For export, bulk wine took advantage of the devaluation of the peso to increase sales in volume, especially to the huge Chinese market, according to a study by the Center for Economic Studies of Argentina Wineries.

However, “it was not the same for the turnover in dollars which decreased especially for the bottled wines, a lowest since 2013”, one indicates the same source.

With inflation that will reach 36% in 2020, the highest in Latin America after Venezuela, “we have to juggle to make wine merchants understand” that we cannot maintain the same price every year “, explains Mr. Pulenta.

“Own identity”

To succeed, many bodegas are betting on striving for more quality, beyond the renowned Malbec (red).

The winegrowers agree on the success of the last harvests. With an extremely dry spring and summer, “2020 was warmer, which allowed us to have more concentration, more color, more polyphenols, more tannins”, describes Javier Lo Forte, oenologist at Pulenta Estate. .

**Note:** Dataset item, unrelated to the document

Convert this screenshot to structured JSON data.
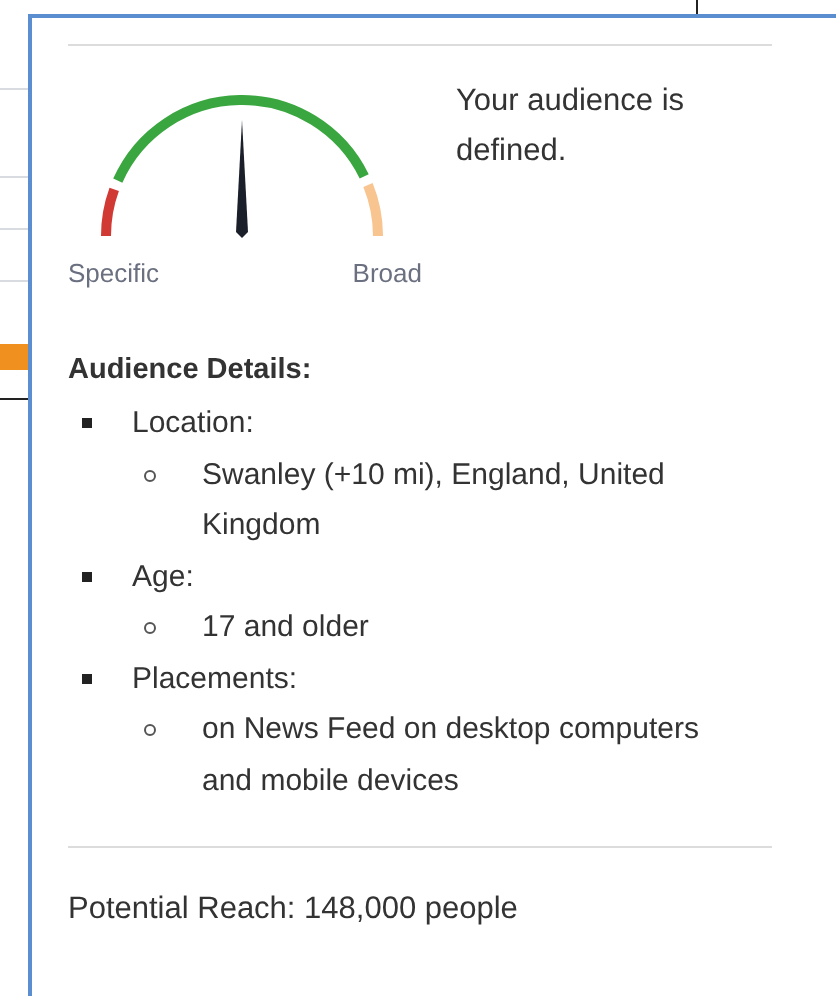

Hopes are also supported by the maintenance of the upward trend in consumption: “it continues to increase in these first months of 2021”, welcomes Mariano Di Paola, director of winemaking of Rutini Wines, a domain of 400. hectares located between 1,050 and 1,200 meters above sea level.

Hervé Birnie-Scott, a Frenchman who has lived in Argentina for 30 years, believes that the quality of “New World” wines is now recognized, but that wineries still face the challenge of finding their “own identity” by leveraging soil diversity.

“We must strive for even more quality, towards wines that reflect the particularity of the grape varieties and the soil where it was cultivated. And, little by little, the consumer will seek out this typicity, the singularity of the variety cultivated in a particular terroir ”.